MA: Apt building hallway near apt was neither a constitutionally protected area nor curtilage

The hallway near defendant’s apartment in a multi-unit apartment building was not a constitutionally protected area nor within the apartment’s curtilage. Defense counsel wasn’t ineffective for not moving to suppress his arrest and search in the common area. Commonwealth v. Sorenson, 2020 Mass. App. LEXIS 172 (Nov. 16, 2020):

In sum, the present record does not support the defendant’s position that the hallway was an area that “harbors the ‘intimate activity associated with the sanctity of a [person’s] home and the privacies of life’” (quotation omitted). Dunn, 480 U.S. at 300, quoting Oliver, 466 U.S. at 180. In fact, the defendant cites no authority holding that the common hallway of a multiunit apartment complex is curtilage. Our own review reveals no Massachusetts case addressing such a common hallway; indeed, cases in other jurisdictions addressing a similar claim hold that a common hallway of a multiunit apartment complex is not curtilage in contexts comparable to those present in this case. See United States v. Trice, 966 F.3d 506, 515 (6th Cir. 2020) (applying Dunn factors and holding “hallway in … a common area open to the public to be used by other apartment tenants to reach their respective units” not curtilage). See also United States v. Makell, 721 Fed. Appx. 307, 308 (4th Cir. 2018) (per curiam) (“the common hallway of the apartment building, including the area in front of [the defendant’s] door, was not within the curtilage of his apartment”); Lindsey v. State, 226 Md. App. 253, 281 n.8, 127 A.3d 627 (Md. Ct. Spec. App. 2015) (area in front of defendant’s apartment door not curtilage); State v. Edstrom, 916 N.W.2d 512, 520 (Minn. 2018) (“privacies” of home life “do not extend … immediately outside [defendant’s] apartment”); State v.
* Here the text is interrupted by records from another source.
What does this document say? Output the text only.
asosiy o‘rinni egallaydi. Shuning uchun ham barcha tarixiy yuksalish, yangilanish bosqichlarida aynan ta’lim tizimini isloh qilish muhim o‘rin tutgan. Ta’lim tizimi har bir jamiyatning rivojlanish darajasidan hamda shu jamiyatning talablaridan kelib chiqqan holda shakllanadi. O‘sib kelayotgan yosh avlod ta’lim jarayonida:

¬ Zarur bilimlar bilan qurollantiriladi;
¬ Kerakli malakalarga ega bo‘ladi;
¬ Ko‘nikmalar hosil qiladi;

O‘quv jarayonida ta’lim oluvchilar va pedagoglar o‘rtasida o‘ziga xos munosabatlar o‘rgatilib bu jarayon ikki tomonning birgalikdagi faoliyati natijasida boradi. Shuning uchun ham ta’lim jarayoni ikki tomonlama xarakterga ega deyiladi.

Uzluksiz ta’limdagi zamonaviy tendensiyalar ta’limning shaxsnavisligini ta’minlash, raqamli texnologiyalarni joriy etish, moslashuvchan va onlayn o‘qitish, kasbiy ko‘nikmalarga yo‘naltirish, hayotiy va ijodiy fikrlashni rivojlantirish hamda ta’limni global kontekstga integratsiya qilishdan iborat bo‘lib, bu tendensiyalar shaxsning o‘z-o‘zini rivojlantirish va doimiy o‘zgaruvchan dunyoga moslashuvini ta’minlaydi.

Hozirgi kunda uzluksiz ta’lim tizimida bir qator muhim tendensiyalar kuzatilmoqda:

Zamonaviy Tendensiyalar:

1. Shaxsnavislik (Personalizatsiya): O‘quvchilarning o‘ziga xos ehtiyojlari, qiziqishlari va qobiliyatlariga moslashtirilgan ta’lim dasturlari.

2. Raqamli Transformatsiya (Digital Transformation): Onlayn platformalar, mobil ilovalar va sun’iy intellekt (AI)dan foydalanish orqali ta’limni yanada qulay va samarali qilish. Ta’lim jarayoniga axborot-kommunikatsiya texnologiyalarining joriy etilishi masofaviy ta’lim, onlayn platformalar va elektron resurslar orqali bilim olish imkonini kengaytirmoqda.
Nguyen, 2013 ND 252, 841 N.W.2d 676, 682 (N.D. 2013), cert. denied, 576 U.S. 1054, 135 S. Ct. 2888, 192 L. Ed. 2d 924 (2015) (“common hallway is not … within the curtilage of [defendant’s] apartment”).

Accordingly, we hold that the judge did not abuse his discretion in concluding that trial counsel’s assistance was not ineffective by not bringing a motion to suppress on this basis. Johnston, 467 Mass. at 688 (performance of counsel not ineffective where motion to suppress would not have succeeded).